Judge Keketso Moahloli, serving on the panel, issued a dissenting judgment, disagreeing with their arguments. Justices Molefi Makara and Tšeliso Monapathi ruled that sections 85(5), 85(5)(a), and 83(4) of the amended Constitution are unconstitutional “to the extent that they violate the basic structure of the democratic Constitution of Lesotho as provided by the Constitution of Lesotho.” However, the judges expressed concerns about the breadth of their ruling.

“Are the orders not too broad because the words to the extent that it contravenes the basic structure of the democratic constitution opens a debate of how far can it go?” asked Judge Petrus Damaseb. Supporting this concern, Justice Johann van der Westhuizen highlighted issues with the phrasing used in the orders. He also raised concerns about the procedural implications of the amendment.

“The amendment allows for a motion to be tabled and, simultaneously, for the proposal of a prospective candidate. Isn’t there a problem with a motion being raised and the name of a new potential candidate also being brought up at the same time?” he questioned. However, Judge Weisthuizen’s concerns did not end there.
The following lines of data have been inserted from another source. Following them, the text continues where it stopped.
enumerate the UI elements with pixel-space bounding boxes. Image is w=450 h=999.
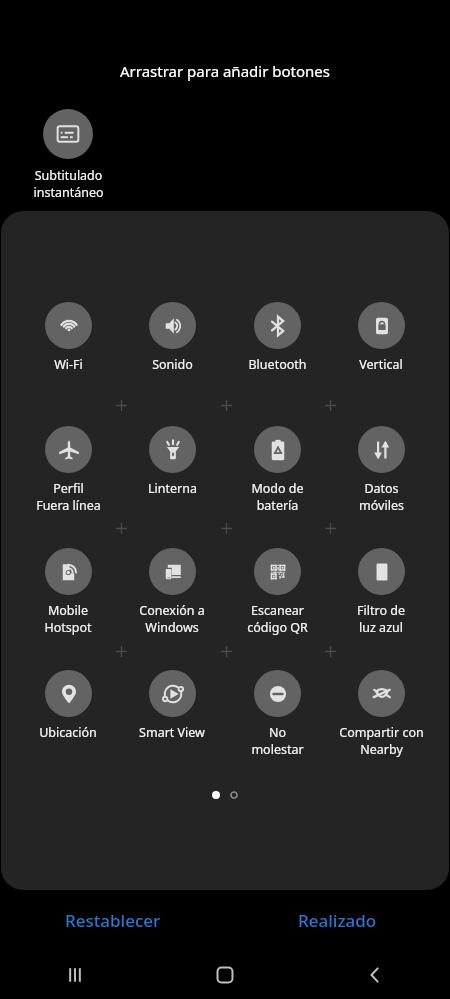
button[interactable]: Home bbox=[150, 951, 300, 999]
button[interactable]: Mobile Hotspot bbox=[20, 548, 116, 635]
staticText: Restablecer bbox=[65, 909, 161, 932]
staticText: Smart View bbox=[139, 724, 205, 741]
button[interactable]: Compartir con Nearby bbox=[333, 670, 429, 757]
button[interactable]: Linterna bbox=[124, 426, 220, 497]
button[interactable]: Smart View bbox=[124, 670, 220, 741]
staticText: Conexión a Windows bbox=[139, 602, 205, 635]
button[interactable]: Escanear código QR bbox=[229, 548, 325, 635]
staticText: Bluetooth bbox=[248, 356, 307, 373]
button[interactable]: Modo de batería bbox=[229, 426, 325, 513]
staticText: Vertical bbox=[359, 356, 403, 373]
staticText: No molestar bbox=[251, 724, 304, 757]
staticText: Ubicación bbox=[39, 724, 97, 741]
button[interactable]: Filtro de luz azul bbox=[333, 548, 429, 635]
button[interactable]: Subtitulado instantáneo bbox=[24, 109, 112, 200]
button[interactable]: Wi-Fi bbox=[20, 302, 116, 373]
staticText: Arrastrar para añadir botones bbox=[120, 61, 330, 81]
staticText: Datos móviles bbox=[359, 480, 404, 513]
button[interactable]: Datos móviles bbox=[333, 426, 429, 513]
button[interactable]: Perfil Fuera línea bbox=[20, 426, 116, 513]
staticText: Linterna bbox=[148, 480, 197, 497]
button[interactable]: Vertical bbox=[333, 302, 429, 373]
button[interactable]: Bluetooth bbox=[229, 302, 325, 373]
button[interactable]: Back bbox=[300, 951, 450, 999]
staticText: Modo de batería bbox=[251, 480, 304, 513]
button[interactable]: Realizado bbox=[225, 898, 450, 942]
staticText: Sonido bbox=[152, 356, 193, 373]
button[interactable]: Conexión a Windows bbox=[124, 548, 220, 635]
staticText: Wi-Fi bbox=[54, 356, 83, 373]
staticText: Realizado bbox=[298, 909, 377, 932]
staticText: Compartir con Nearby bbox=[339, 724, 424, 757]
button[interactable]: No molestar bbox=[229, 670, 325, 757]
staticText: Mobile Hotspot bbox=[44, 602, 92, 635]
button[interactable]: Recents bbox=[0, 951, 150, 999]
button[interactable]: Sonido bbox=[124, 302, 220, 373]
staticText: Escanear código QR bbox=[247, 602, 308, 635]
button[interactable]: Ubicación bbox=[20, 670, 116, 741]
staticText: Filtro de luz azul bbox=[357, 602, 405, 635]
staticText: Subtitulado instantáneo bbox=[33, 167, 104, 200]
button[interactable]: Restablecer bbox=[0, 898, 225, 942]
staticText: Perfil Fuera línea bbox=[36, 480, 101, 513]
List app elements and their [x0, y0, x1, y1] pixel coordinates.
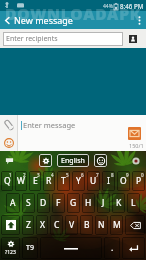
button[interactable]: Q	[1, 171, 13, 191]
button[interactable]: Send message	[128, 127, 141, 140]
staticText: A	[10, 197, 16, 209]
button[interactable]: U	[87, 171, 100, 191]
button[interactable]: W	[15, 171, 27, 191]
staticText: 5	[66, 172, 69, 178]
button[interactable]: Keyboard settings	[39, 154, 52, 167]
staticText: S	[26, 197, 31, 209]
button[interactable]: Attach	[0, 115, 17, 135]
staticText: 3	[37, 172, 40, 178]
button[interactable]: English	[57, 154, 89, 167]
button[interactable]: L	[127, 193, 140, 213]
staticText: Enter message	[23, 120, 76, 130]
staticText: U	[90, 175, 97, 187]
button[interactable]: E	[29, 171, 41, 191]
staticText: ?123	[5, 249, 16, 256]
button[interactable]: Choose contacts	[129, 35, 137, 43]
staticText: Y	[76, 175, 81, 187]
button[interactable]: C	[50, 215, 63, 235]
button[interactable]: T9 mode	[22, 237, 38, 259]
button[interactable]: Z	[22, 215, 34, 235]
staticText: 44%	[103, 3, 113, 10]
staticText: English	[61, 156, 85, 166]
staticText: G	[70, 197, 77, 209]
button[interactable]: F	[52, 193, 65, 213]
button[interactable]: K	[112, 193, 125, 213]
staticText: T9	[26, 243, 34, 253]
staticText: 1	[9, 172, 12, 178]
staticText: V	[69, 219, 75, 231]
button[interactable]: G	[67, 193, 80, 213]
staticText: Z	[26, 219, 31, 231]
staticText: 4	[51, 172, 54, 178]
staticText: 8	[111, 172, 114, 178]
staticText: New message	[14, 14, 73, 26]
button[interactable]: R	[43, 171, 55, 191]
staticText: 7	[96, 172, 99, 178]
button[interactable]: A	[6, 193, 20, 213]
button[interactable]: Y	[72, 171, 85, 191]
staticText: X	[40, 219, 45, 231]
staticText: .	[111, 242, 114, 254]
button[interactable]: M	[110, 215, 123, 235]
button[interactable]: Keyboard settings	[1, 237, 20, 259]
staticText: K	[116, 197, 122, 209]
button[interactable]: I	[102, 171, 115, 191]
button[interactable]: More options	[133, 11, 146, 29]
staticText: F	[56, 197, 61, 209]
staticText: D	[40, 197, 47, 209]
button[interactable]: Enter	[122, 237, 145, 259]
staticText: J	[102, 197, 105, 209]
staticText: E	[33, 175, 38, 187]
staticText: 0	[141, 172, 144, 178]
staticText: 6	[81, 172, 84, 178]
button[interactable]: Period	[104, 237, 120, 259]
button[interactable]: S	[22, 193, 35, 213]
button[interactable]: X	[36, 215, 48, 235]
staticText: N	[98, 219, 105, 231]
button[interactable]: D	[37, 193, 50, 213]
staticText: Enter recipients	[6, 34, 58, 44]
staticText: H	[85, 197, 92, 209]
staticText: 150/1	[129, 142, 144, 149]
button[interactable]: O	[117, 171, 130, 191]
staticText: M	[113, 219, 121, 231]
staticText: 2	[23, 172, 26, 178]
button[interactable]: Emoji	[94, 154, 107, 167]
button[interactable]: Navigate up	[0, 11, 14, 29]
staticText: Q	[4, 175, 11, 187]
staticText: T	[61, 175, 66, 187]
button[interactable]: H	[82, 193, 95, 213]
button[interactable]: N	[95, 215, 108, 235]
button[interactable]: Enter recipients	[3, 32, 123, 46]
staticText: L	[131, 197, 136, 209]
button[interactable]: Delete	[125, 215, 145, 235]
button[interactable]: Shift	[1, 215, 20, 235]
staticText: DOWNLOADAPK	[5, 3, 142, 24]
staticText: 9	[126, 172, 129, 178]
staticText: W	[17, 175, 25, 187]
staticText: B	[84, 219, 90, 231]
staticText: R	[46, 175, 52, 187]
button[interactable]: Space	[40, 237, 102, 259]
button[interactable]: P	[132, 171, 145, 191]
staticText: P	[136, 175, 142, 187]
button[interactable]: Insert emoticon	[0, 135, 17, 151]
staticText: 8:46 PM	[120, 2, 144, 10]
button[interactable]: J	[97, 193, 110, 213]
button[interactable]: B	[80, 215, 93, 235]
button[interactable]: T	[57, 171, 70, 191]
staticText: C	[54, 219, 60, 231]
staticText: I	[107, 175, 110, 187]
staticText: O	[120, 175, 127, 187]
button[interactable]: V	[65, 215, 78, 235]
He also questioned whether a litigant could potentially challenge the constitutionality of the amendment years after it had taken effect. Additionally, he raised concerns about whether blocking a sitting Prime Minister, according to the amendment, would necessitate advising the King to dissolve Parliament, a move he noted could violate the basic structure of the Constitution. The President of the Appeal Court, Dr. Kananelo Mosito, queried the concept of a basic structure itself, asking: “Is there one basic structure, or does it vary depending on the issue at hand?”

This prompted another judge, Phillip Musonda, to further ask: “What exactly is the test for this basic structure? Should we consider the nation’s values, perhaps?” While the DC and the BNP concurred that the Constitution has a basic structure, they argued that the enactment of the ninth amendment did not violate this structure. Advocate Monaheng Rasekoai, representing the two parties, argued that for the basic structure of the Constitution to be considered violated, the values and ethos it upholds must be infringed.

These values include constitutional monarchy, democracy, and sovereignty. On the other side, King’s Counsel (KC) Motiea Teele, representing Lejone, said Lesotho’s status as a monarchical country inherently involves the King in governmental affairs, including the dissolution of Parliament. He argued that by allowing MPs to elect their own Prime Minister without consulting either the State Council or His Majesty, the ninth amendment infringed upon the spirit of the Constitution.

Teele also pointed out to the court that the concept of a basic structure is well established in Lesotho’s legal framework, referencing a significant ruling in the Court of Appeal. He cited the renowned Boloetse’s judgment, which stated: “Standing Order No 105B does not comply with the spirit and purpose of Section 78 of the Constitution, interpreted within context of Lesotho’s constitutional democracy and monarchy.”

He explained that this judgment underscores the recognition by the court that the constitution possesses a fundamental structure, spirit, and purpose. “Proponents of the ninth amendment to the constitution saw it as a tool against the Prime Minister, but they overlooked the broader implications. The King’s role in the dissolution of parliament is critical, and any amendment that eliminates this role is problematic,” stated one of the advocates. The constitutionality of the ninth amendment came under scrutiny when Prime Minister Samuel Matekane faced a motion of confidence.

An MP from his party, Puseletso, requested that the court postpone the motion against Matekane until the completion of the reform process, during which Parliament is expected to enact regulations governing the procedure for a vote of no confidence. Additionally, it was alleged that the amendment breached the basic structure of the constitution. The judgment has been reserved.